Performance Measure Systems and its Limitations

The regular measurement of results and outcomes through which the reliable data about the efficiency and effectiveness of programs is generated is referred to as, performance measurement. To offer services and carry out relevant activities, the input resources that are used are funding, time for employees, and human resources. It eventually is a procedure of reporting, analyzing, and/or collecting information about the performance of a component, system, organization, group, or individual.

For the purposes of accomplishing goals and enhancing decision-making, the performance measurement system can also be considered as the reporting methods, evaluation goals and methods, and data collection procedures for monitoring the objective accomplishment, service-quality, efficiency and effectiveness of an agency.

In integrated enterprises, the KPIs – key performance indicators are managed and created by the performance measurement system. The most proper behavior is stimulated by it. A naturally balanced set of organizational measurements is comprised of successful performance measures. Further, it also helps organizations in developing their strategic objectives and goals, as meaning to the process is given and the performance is critically measured by these systems.

It can also be perceived as a quantifiable indicator that helps an organization in assessing how well it is accomplishing its planned goals. This part of the assessment will critically reflect upon the different kinds of performance measurement systems and their effectiveness in provided environments.

With respect to both professional (organizational) and academic areas, the limitations of conventional performance measurement techniques were felt.
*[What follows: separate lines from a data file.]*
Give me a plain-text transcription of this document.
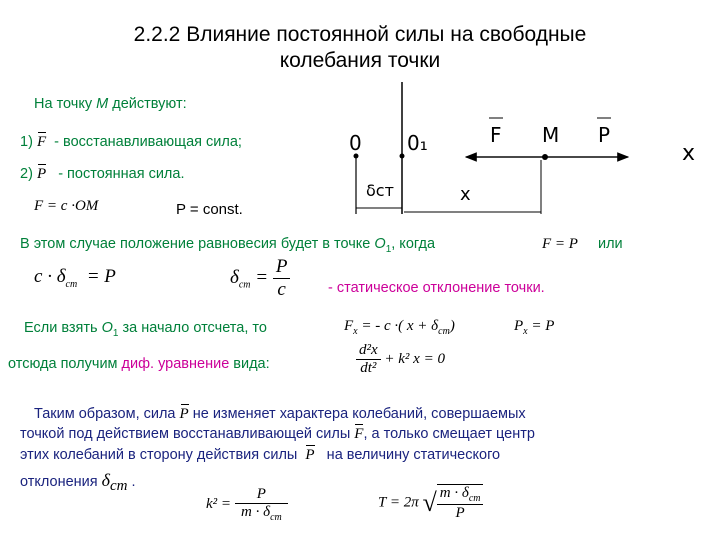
2.2.2 Влияние постоянной силы на свободные
колебания точки
На точку М действуют:
1) F - восстанавливающая сила;
2) P - постоянная сила.
F = c ·OM	P = const.
В этом случае положение равновесия будет в точке $O_1$, когда	F = P или
$c \cdot \delta_{ст} = P$	$\delta_{ст} = \frac{P}{c}$	- статическое отклонение точки.
Если взять $O_1$ за начало отсчета, то	$F_x$ = - c ·( $x + \delta_{ст}$)	$P_x = P$
отсюда получим диф. уравнение вида:	$\frac{\text{d²x}}{\text{dt²}} + k^2$ x = 0
Таким образом, сила P не изменяет характера колебаний, совершаемых
точкой под действием восстанавливающей силы F, а только смещает центр
этих колебаний в сторону действия силы  P   на величину статического
отклонения $\delta_{ст}$ .
$k^2 = \frac{P}{m \cdot \delta_{ст}}$	T = 2π √ $\frac{m \cdot \delta_{ст}}{P}$
0 0₁
δст
F M P
x
x
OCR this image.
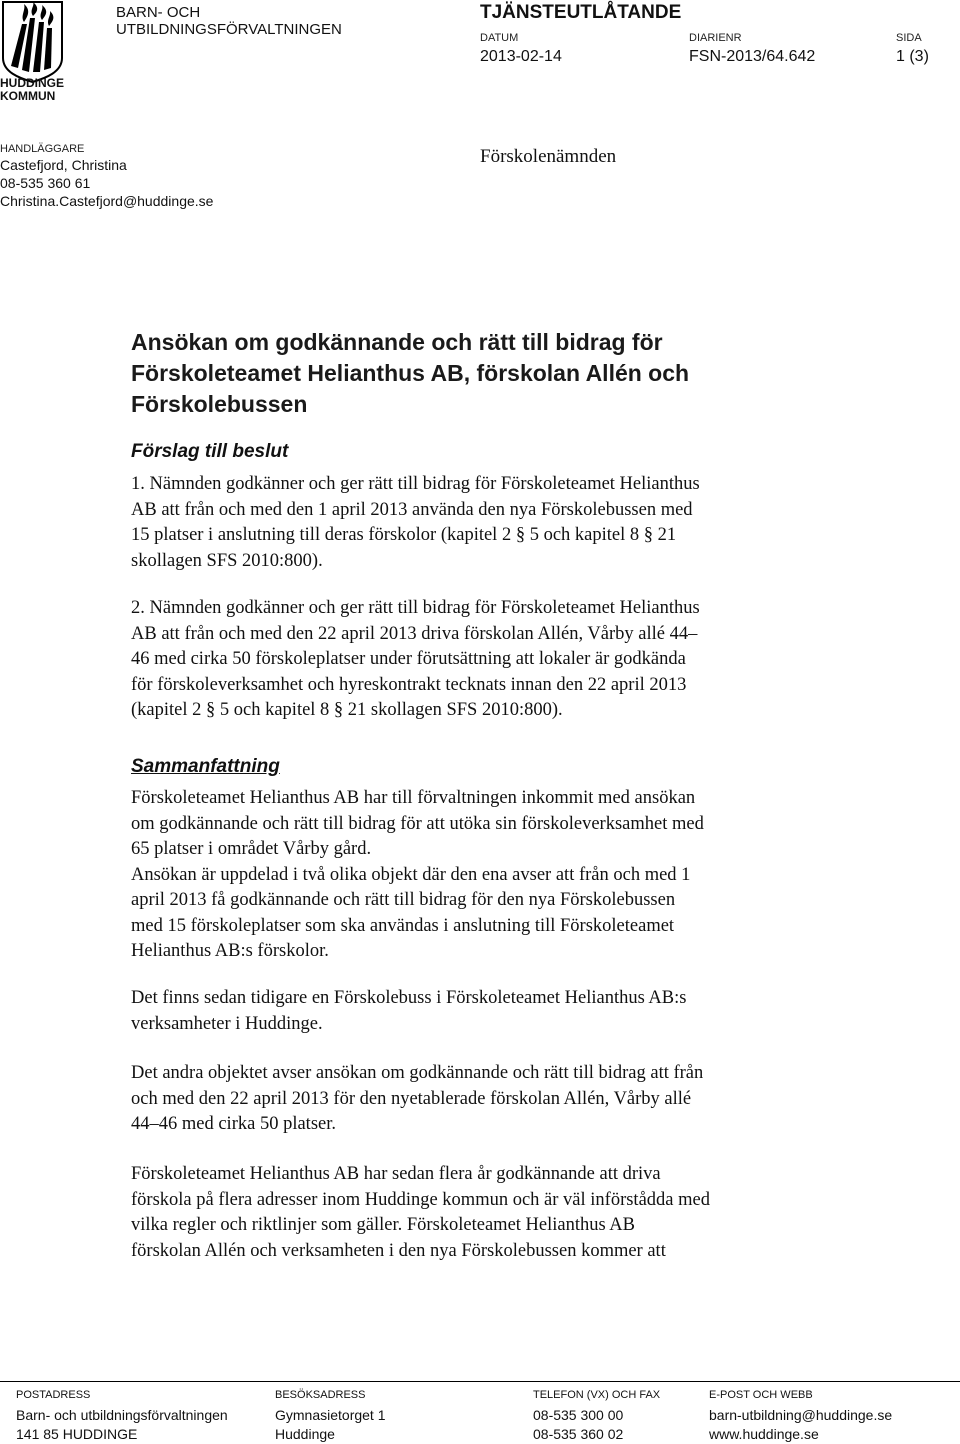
HUDDINGE
KOMMUN
BARN- OCH
UTBILDNINGSFÖRVALTNINGEN
TJÄNSTEUTLÅTANDE
DATUM
2013-02-14
DIARIENR
FSN-2013/64.642
SIDA
1 (3)
HANDLÄGGARE
Castefjord, Christina
08-535 360 61
Christina.Castefjord@huddinge.se
Förskolenämnden
Ansökan om godkännande och rätt till bidrag för
Förskoleteamet Helianthus AB, förskolan Allén och
Förskolebussen
Förslag till beslut

1. Nämnden godkänner och ger rätt till bidrag för Förskoleteamet Helianthus
AB att från och med den 1 april 2013 använda den nya Förskolebussen med
15 platser i anslutning till deras förskolor (kapitel 2 § 5 och kapitel 8 § 21
skollagen SFS 2010:800).

2. Nämnden godkänner och ger rätt till bidrag för Förskoleteamet Helianthus
AB att från och med den 22 april 2013 driva förskolan Allén, Vårby allé 44–
46 med cirka 50 förskoleplatser under förutsättning att lokaler är godkända
för förskoleverksamhet och hyreskontrakt tecknats innan den 22 april 2013
(kapitel 2 § 5 och kapitel 8 § 21 skollagen SFS 2010:800).

Sammanfattning

Förskoleteamet Helianthus AB har till förvaltningen inkommit med ansökan
om godkännande och rätt till bidrag för att utöka sin förskoleverksamhet med
65 platser i området Vårby gård.
Ansökan är uppdelad i två olika objekt där den ena avser att från och med 1
april 2013 få godkännande och rätt till bidrag för den nya Förskolebussen
med 15 förskoleplatser som ska användas i anslutning till Förskoleteamet
Helianthus AB:s förskolor.

Det finns sedan tidigare en Förskolebuss i Förskoleteamet Helianthus AB:s
verksamheter i Huddinge.

Det andra objektet avser ansökan om godkännande och rätt till bidrag att från
och med den 22 april 2013 för den nyetablerade förskolan Allén, Vårby allé
44–46 med cirka 50 platser.

Förskoleteamet Helianthus AB har sedan flera år godkännande att driva
förskola på flera adresser inom Huddinge kommun och är väl införstådda med
vilka regler och riktlinjer som gäller. Förskoleteamet Helianthus AB
förskolan Allén och verksamheten i den nya Förskolebussen kommer att

POSTADRESS
Barn- och utbildningsförvaltningen
141 85 HUDDINGE
BESÖKSADRESS
Gymnasietorget 1
Huddinge
TELEFON (VX) OCH FAX
08-535 300 00
08-535 360 02
E-POST OCH WEBB
barn-utbildning@huddinge.se
www.huddinge.se
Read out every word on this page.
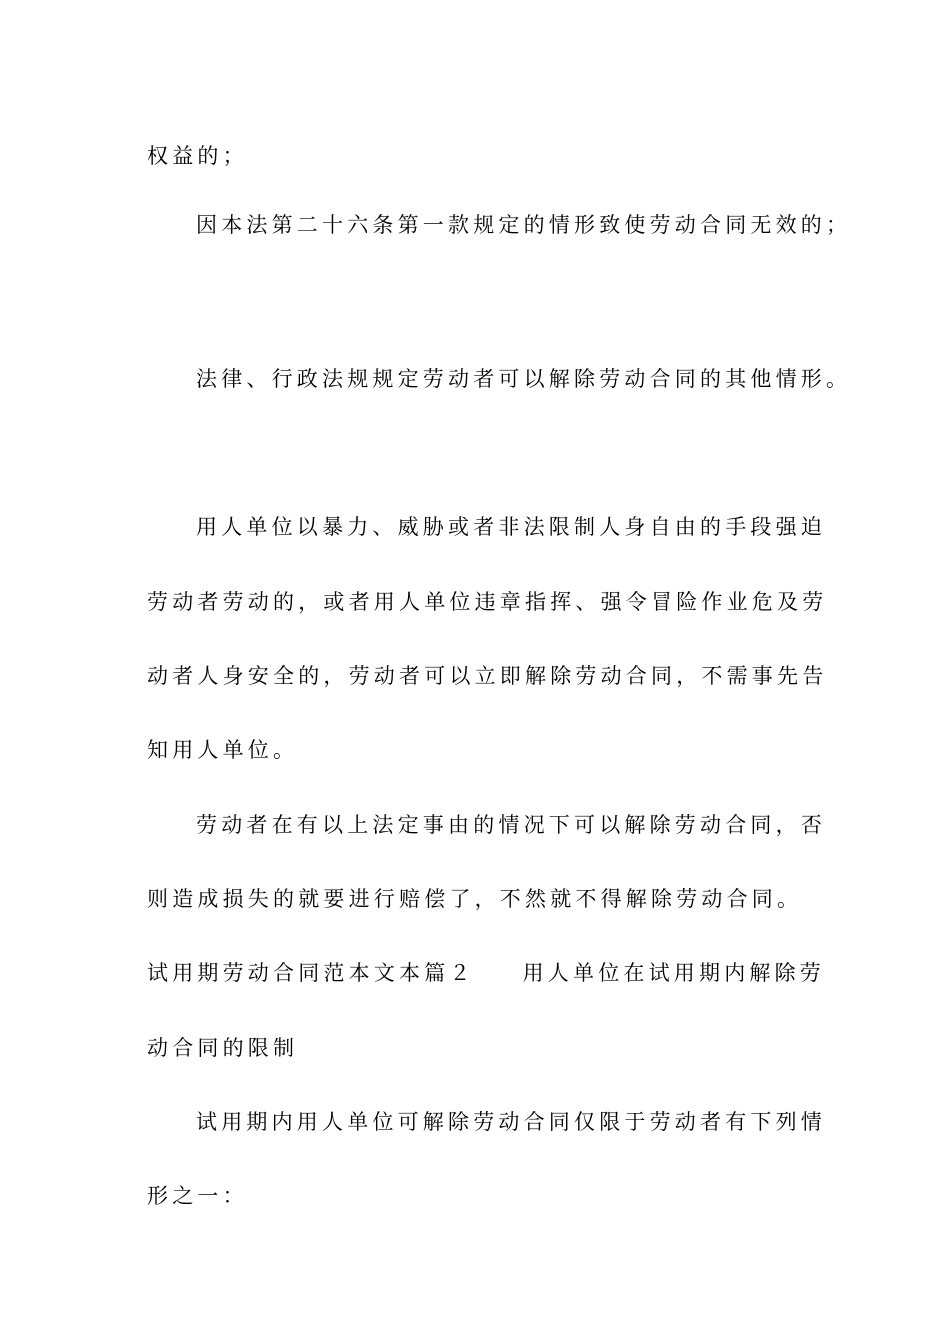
权益的；
因本法第二十六条第一款规定的情形致使劳动合同无效的；
法律、行政法规规定劳动者可以解除劳动合同的其他情形。
用人单位以暴力、威胁或者非法限制人身自由的手段强迫
劳动者劳动的，或者用人单位违章指挥、强令冒险作业危及劳
动者人身安全的，劳动者可以立即解除劳动合同，不需事先告
知用人单位。
劳动者在有以上法定事由的情况下可以解除劳动合同，否
则造成损失的就要进行赔偿了，不然就不得解除劳动合同。
试用期劳动合同范本文本篇２ 用人单位在试用期内解除劳
动合同的限制
试用期内用人单位可解除劳动合同仅限于劳动者有下列情
形之一：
They had various drawbacks, such as lack of non-financial data, lack of hypothetically related external data, use of independent assumptions in financial data, and dependence on variance and accounting information. In addition, most of the measures were focused on short-term not long-term.

Information only related to operational and financial data was collected by various companies. However, such an organization had miserable failures in the long-run, as long-term measures were not included by them. Public responsibility measures, service/product quality, employee satisfaction, and customer satisfaction were these long-term measures. Moreover, all these conventional measures were often based on irrelevant and outdated principles and significance to the demands of the modern business environment was lacked by them.